By formally acknowledging VARA as a Competent Authority, the UAE Ministry of Finance removes ambiguity regarding how VARA-supervised fund and wealth management activities interact with corporate tax qualification rules.
This is a structural clarification, not a regulatory expansion.
Implications for DMCC and DWTC Companies
For companies operating within:
- Dubai Multi Commodities Centre (DMCC)
- Dubai World Trade Centre (DWTC)
The impact is most relevant for firms engaged in digital asset portfolio management or fund management.
If such companies:
- Operate as Free Zone entities,
- Hold VARA supervision or licensing,
- Meet Qualifying Free Zone Person requirements,
Their fund and wealth management activities may qualify under the UAE corporate tax regime.
This enhances tax certainty for Dubai-based digital asset investment structures.
No Conflict with CMA, DIFC, or ADGM
The decision does not alter jurisdictional boundaries.
The UAE maintains a layered regulatory framework:
- The Capital Markets Authority (CMA) supervises traditional securities and capital markets at the federal level.

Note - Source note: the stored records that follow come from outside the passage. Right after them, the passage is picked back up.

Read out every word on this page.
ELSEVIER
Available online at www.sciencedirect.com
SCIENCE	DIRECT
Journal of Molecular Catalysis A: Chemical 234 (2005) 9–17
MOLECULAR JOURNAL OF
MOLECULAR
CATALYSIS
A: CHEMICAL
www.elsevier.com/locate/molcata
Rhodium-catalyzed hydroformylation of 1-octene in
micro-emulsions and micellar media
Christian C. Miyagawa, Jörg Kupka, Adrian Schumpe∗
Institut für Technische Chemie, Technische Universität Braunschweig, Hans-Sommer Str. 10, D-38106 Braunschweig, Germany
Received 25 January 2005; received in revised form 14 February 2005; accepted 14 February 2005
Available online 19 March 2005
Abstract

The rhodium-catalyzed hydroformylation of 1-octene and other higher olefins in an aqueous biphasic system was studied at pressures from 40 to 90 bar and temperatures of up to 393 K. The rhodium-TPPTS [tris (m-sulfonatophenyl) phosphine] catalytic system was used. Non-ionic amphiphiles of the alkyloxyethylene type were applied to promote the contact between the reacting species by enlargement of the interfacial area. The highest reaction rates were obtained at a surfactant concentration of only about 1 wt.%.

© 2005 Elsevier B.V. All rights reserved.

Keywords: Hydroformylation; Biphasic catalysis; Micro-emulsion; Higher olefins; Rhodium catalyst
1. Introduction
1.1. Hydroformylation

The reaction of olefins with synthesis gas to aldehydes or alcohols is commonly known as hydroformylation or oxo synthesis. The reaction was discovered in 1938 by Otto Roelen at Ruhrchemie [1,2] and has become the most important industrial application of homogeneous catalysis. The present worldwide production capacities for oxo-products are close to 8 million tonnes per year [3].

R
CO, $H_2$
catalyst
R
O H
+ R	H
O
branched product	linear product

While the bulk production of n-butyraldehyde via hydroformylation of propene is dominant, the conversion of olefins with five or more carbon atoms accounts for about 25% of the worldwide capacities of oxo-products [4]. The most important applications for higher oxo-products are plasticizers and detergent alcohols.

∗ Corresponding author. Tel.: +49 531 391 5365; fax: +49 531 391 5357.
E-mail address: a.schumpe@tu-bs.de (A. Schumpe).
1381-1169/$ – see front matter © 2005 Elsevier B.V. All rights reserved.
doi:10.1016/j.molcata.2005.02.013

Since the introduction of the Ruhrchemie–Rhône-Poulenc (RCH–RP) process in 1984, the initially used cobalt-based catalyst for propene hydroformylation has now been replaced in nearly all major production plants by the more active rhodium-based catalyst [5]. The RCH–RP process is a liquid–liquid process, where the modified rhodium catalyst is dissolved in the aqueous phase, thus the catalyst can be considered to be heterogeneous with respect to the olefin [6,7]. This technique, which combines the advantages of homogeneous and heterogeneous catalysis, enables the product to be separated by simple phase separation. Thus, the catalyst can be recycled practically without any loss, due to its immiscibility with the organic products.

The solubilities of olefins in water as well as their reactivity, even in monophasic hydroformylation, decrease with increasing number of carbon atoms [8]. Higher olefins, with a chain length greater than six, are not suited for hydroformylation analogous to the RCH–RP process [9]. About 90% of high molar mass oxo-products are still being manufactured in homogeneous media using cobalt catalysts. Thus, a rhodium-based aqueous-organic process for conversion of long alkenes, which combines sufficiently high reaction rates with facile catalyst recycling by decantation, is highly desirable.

- The Financial Services Regulatory Authority (FSRA) regulates financial services within ADGM.
- The Dubai Financial Services Authority (DFSA) regulates financial services within DIFC.
- VARA supervises virtual assets in Dubai (outside DIFC).
Ministerial Decision No. (336) does not redefine asset classification and does not shift authority between regulators.
It aligns VARA-supervised activities with federal corporate tax definitions.
Strategic Significance for the UAE Digital Asset Ecosystem
The designation of VARA as a Competent Authority under Ministerial Decision No. (229) signals a deeper phase of institutional integration.
The UAE is embedding digital asset fund and wealth management activities into its formal tax architecture.
This development:
- Strengthens regulatory coherence between emirate-level and federal frameworks
- Reduces tax ambiguity for virtual asset fund managers
- Enhances Dubai’s competitiveness for digital asset structuring outside traditional financial free zones
Rather than introducing new regulatory powers, the move consolidates policy alignment.
For institutional players evaluating the UAE as a jurisdiction for digital asset wealth management, clarity in regulatory-tax coordination is a decisive factor.